Em outras palavras, um insidioso historicismo encontra-se enraizado nessa


Weltgeschichte, percebido tanto por Guha ao criticar Hegel e sua teoria do Estado quanto por
Chakrabarty e sua interpretação da história do capital. Este último, por exemplo, argumenta
que "há casos de revoltas camponesas na Índia nas quais os campesinos afirmam terem sido
inspirados à rebelião por exortação dos deuses." (CHAKRABARTY, 2000, p. 89)

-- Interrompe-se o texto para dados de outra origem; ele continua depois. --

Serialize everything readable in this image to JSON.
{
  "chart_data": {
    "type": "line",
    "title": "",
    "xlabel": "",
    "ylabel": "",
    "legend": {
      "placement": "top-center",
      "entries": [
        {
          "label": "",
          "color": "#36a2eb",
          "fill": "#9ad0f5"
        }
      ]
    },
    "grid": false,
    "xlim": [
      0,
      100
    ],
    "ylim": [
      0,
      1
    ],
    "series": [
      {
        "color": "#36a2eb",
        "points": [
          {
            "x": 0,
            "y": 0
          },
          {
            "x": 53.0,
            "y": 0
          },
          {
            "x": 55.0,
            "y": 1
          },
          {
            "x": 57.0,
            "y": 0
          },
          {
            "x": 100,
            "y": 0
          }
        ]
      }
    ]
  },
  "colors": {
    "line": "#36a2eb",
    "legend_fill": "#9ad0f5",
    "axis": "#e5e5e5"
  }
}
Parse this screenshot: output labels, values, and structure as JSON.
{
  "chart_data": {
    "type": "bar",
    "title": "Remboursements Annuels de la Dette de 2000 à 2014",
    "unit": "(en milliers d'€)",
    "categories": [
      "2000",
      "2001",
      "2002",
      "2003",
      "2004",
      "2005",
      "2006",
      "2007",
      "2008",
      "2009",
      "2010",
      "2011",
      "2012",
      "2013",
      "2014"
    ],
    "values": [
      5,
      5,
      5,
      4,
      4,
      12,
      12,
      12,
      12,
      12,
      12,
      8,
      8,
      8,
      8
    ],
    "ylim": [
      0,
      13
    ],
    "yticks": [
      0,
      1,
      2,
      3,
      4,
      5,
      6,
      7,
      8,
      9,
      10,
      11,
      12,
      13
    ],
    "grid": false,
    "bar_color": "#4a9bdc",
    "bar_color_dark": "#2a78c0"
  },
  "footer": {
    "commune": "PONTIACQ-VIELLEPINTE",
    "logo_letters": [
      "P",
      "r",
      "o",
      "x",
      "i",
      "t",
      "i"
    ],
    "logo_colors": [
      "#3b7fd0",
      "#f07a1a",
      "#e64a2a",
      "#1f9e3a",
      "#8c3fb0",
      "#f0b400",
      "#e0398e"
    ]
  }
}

Um evidente exemplo da tensão existente entre a História 1 e a História 2, mas como


a História vai construir uma narrativa sobre esta experiência? Claramente não poderá
inscrever esse movimento em um registro divino; este foi removida da História. Ela tentará
compreendê-lo – ou melhor, traduzi-lo - por suas próprias categorias universais, o que leva a
uma deformação e falsificação. Os revoltosos teriam se insuflado não por um literal
enthusiasmós, mas por causas que se apresentam como mais palatáveis para essa linguagem
histórica universal, como por uma melhor condição de trabalho, como parte da luta de classes,
etc. É a realidade desses eventos que os pensadores dos estudos subalternos, em geral, querem
resgatar do oblívio aos quais foram lançados pela Weltgeschichte – ou seja, a já citada
autodeterminação historiográfica.10

Ao serem "esquecidos" – por terem sua causa real falseada – esses fenômenos que
vão na contramão do capitalismo são situados fora da História. O próprio pensamento de
Marx é um exemplo de uma filosofia da história que carrega consigo certos conceitos
universalizantes e que engendra uma narrativa específica que vai relegar o mundo colonial ou
não-europeu o lugar da pré-história ou semelhante. Segundo o Manifesto Comunista, Anexo
1, como resposta à pergunta "Quais foram as consequências imediatas da revolução industrial
e da divisão da sociedade em burgueses e proletários?":

"O antigo sistema de manufatura ou da indústria baseada no trabalho manual


foi completamente destruído, em todos os países do mundo[...] Todos os países
semibárbaros, que até então tinham permanecido mais ou menos à margem do
desenvolvimento histórico e cuja indústria ainda se baseava na manufatura,
foram violentamente arrancados do seu isolamento. Países que após milhares
de anos não tinham feito qualquer progresso – a Índia, por exemplo – foram
completamente revolucionados[...] Desse modo, a grande indústria
estabeleceu ligações entre todos os povos da terra, uniu num único mercado
mundial todos os pequenos mercados locais, preparou em todas as partes a
civilização e o progresso e criou uma situação na qual tudo o que ocorre nos
países civilizados repercute necessariamente nos demais países."11

10
A autodeterminação historiográfica, bem como os "desvios de tradução" de uma história para a outra são
explicitados como problema (e índice de sujeição/posição de subalterno) por Chakrabarty, ao dizer: Que a
Europa opera como um referencial tácito no conhecimento histórico se torna óbvio por uma maneira muito
simples. Historiadores pertencentes ao terceiro mundo têm a necessidade de sempre se voltarem para trabalhos
da história europeia; historiadores europeus, por sua vez, não precisam reciprocar. (CHAKRABARTY, 2000,
pp. 27-28)
11
Grifo meu.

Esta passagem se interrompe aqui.